My project involves integrating the work of some 3 teams here ... and problem with tech guys here is that no single person understands all aspects of the project. Each of mentors is upto his neck in own work, but when it comes to thinking about the entire project, they find it difficult to communicate. My teammates, the tech interns are pretty confused about it. Sometimes, the advice given by different mentors are mutually contradictory. But, for few notable exceptions (like my team-lead in Netscaler, Josephine), people I have come across are so involved in their own work that they tend to ignore the things happening in their own company. That's sad.

Anyway, my primary work here is to bring business insights to the project (and not project management). And that requires looking at things from different perspectives, from customer view point, from strategic view point, and finally, from a realistic view point. That meant I need to get the big picture right, and also understand the depths - to see if our project is aligned to the business goals. It was a struggle to get the big picture, because there are more tech guys here than biz guys. So, each of the tech mentors had their own version of why we are doing the project and that kept me confused for nearly a month. But, by then, I had dived into the depths and so was solid in understanding the project, and hence could draw my own conclusions, and most of them were proved right.

So, it has turned out that only I understand all the aspects of the project - the biz part and the tech part. Even in the tech part, we have the C++ and the Java components, and here again, only I understand both aspects (even mentors don't). Whether or not I like it, it has become necessary for me to become the sole pointman for the project, including for the tech aspects. Initially, I used to be a little schizophrenic, saying, "from business aspect, this is what you should do" and "from project mgmt aspect, this is what you should do" ... then, I became whole, and stopped looking each perspective separately. I unified my viewpoints, and when I suggested something, it was only after I had considered all viewpoints.

When I joined my MBA, one the reasons I'd given to my boss, was that I didn't like attention to details that programming involved, because I was a big picture person. I stand corrected: I've discovered that I'm good at integrating the big picture and the details, and consider both at the same time. Why is this important ? In my opinion, true innovation happens because of this. I've already suggested a couple of innovations regarding my project ... That is why it feels so special. In hindsight, I must admit that none of the people involved (product managers, project managers, sponsors, architects, mentors, leads or tech interns) in this project, who ought to have done that, couldn't. I'm positive that they'd have done a far better job, if only they started thinking from different angles. And I don't think this is unique to our project.

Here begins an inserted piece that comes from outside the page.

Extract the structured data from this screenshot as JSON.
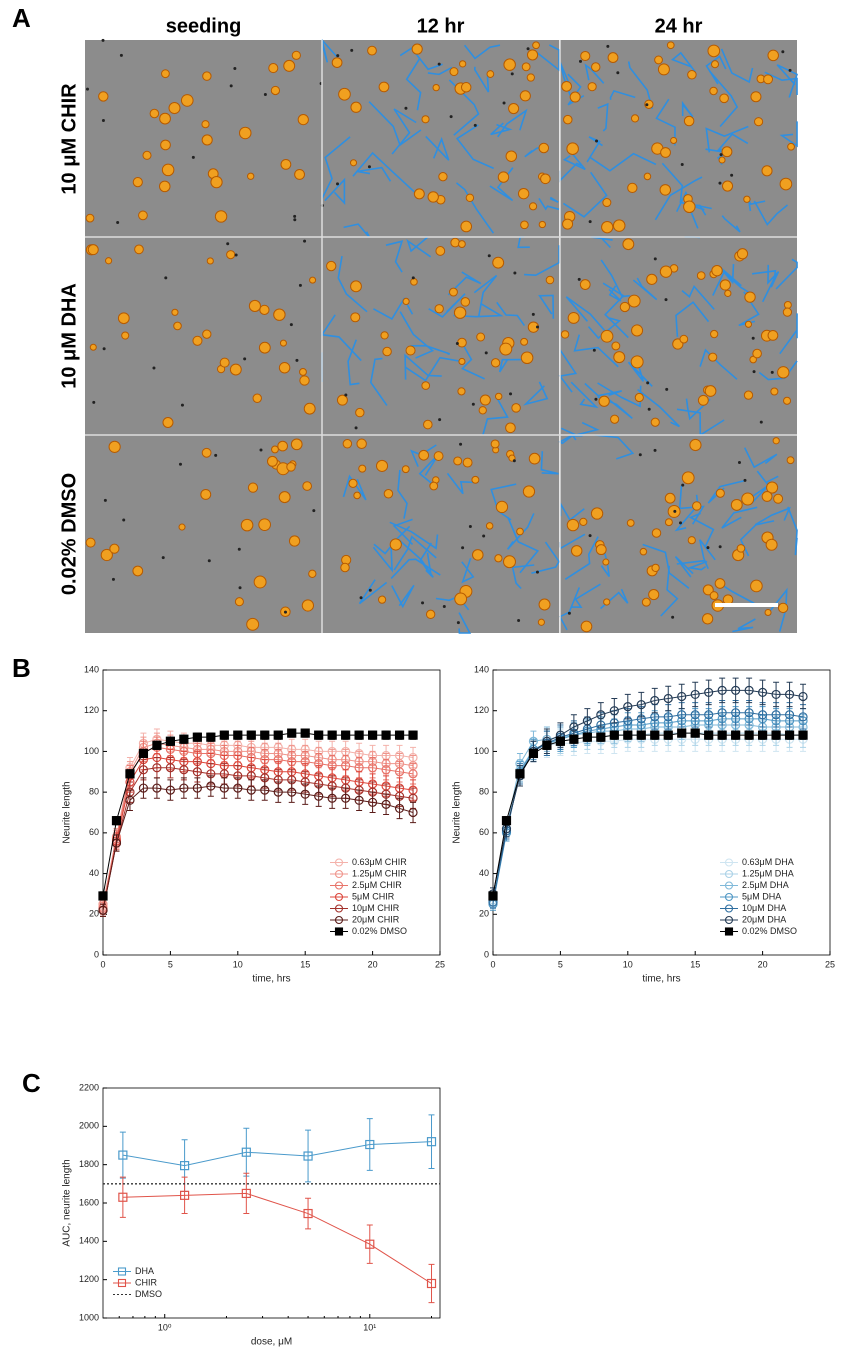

That is why it feels so depressing.


At Friday, 14 July, 2006 at 9:53:00 AM IST, Blogger Aravindan said...

So u r thro with the placements..:)

At Friday, 14 July, 2006 at 6:35:00 PM IST, Blogger Sridhar Narasimhan said...

nopes ... not at all - i'm still not sure what i want :(

At Sunday, 23 July, 2006 at 9:36:00 PM IST, Blogger Anomalizer said...

Personally, I find it more of a willingness problem on part of the "tech leaders". In the past few weeks, we were in a situation wherein a much needed piece was in the process of being built by a "platform" group. They had sold the promise of their porduct doing a myriad wonderful things. The only problem was that it was vapourware at that point. Their first release was scheduled to coincide with when our product that would use it needed to hit GA. I tried telling the engg org that we should abandon the plans of using this component in question and develop our own with only the features we need. Most of engg org put up resistance saying that we should not reinvent the wheel, let alone knowingly, this is against basic software engg principles etc etc. To top it off, there were more arguments on the lines of the organization developing someting and we not wanting to use it as a bad thing etc etc.

It took me 2 months to convince them about simple things like we are a business and we need to get something out in time to stay profitable; if that means not playing along with organizational values or violating software engg principles, so be it. Unless we complete stuff if time, we will not have money to survive. Somehow, in the world of software engg, that concept does not get through people's head easily.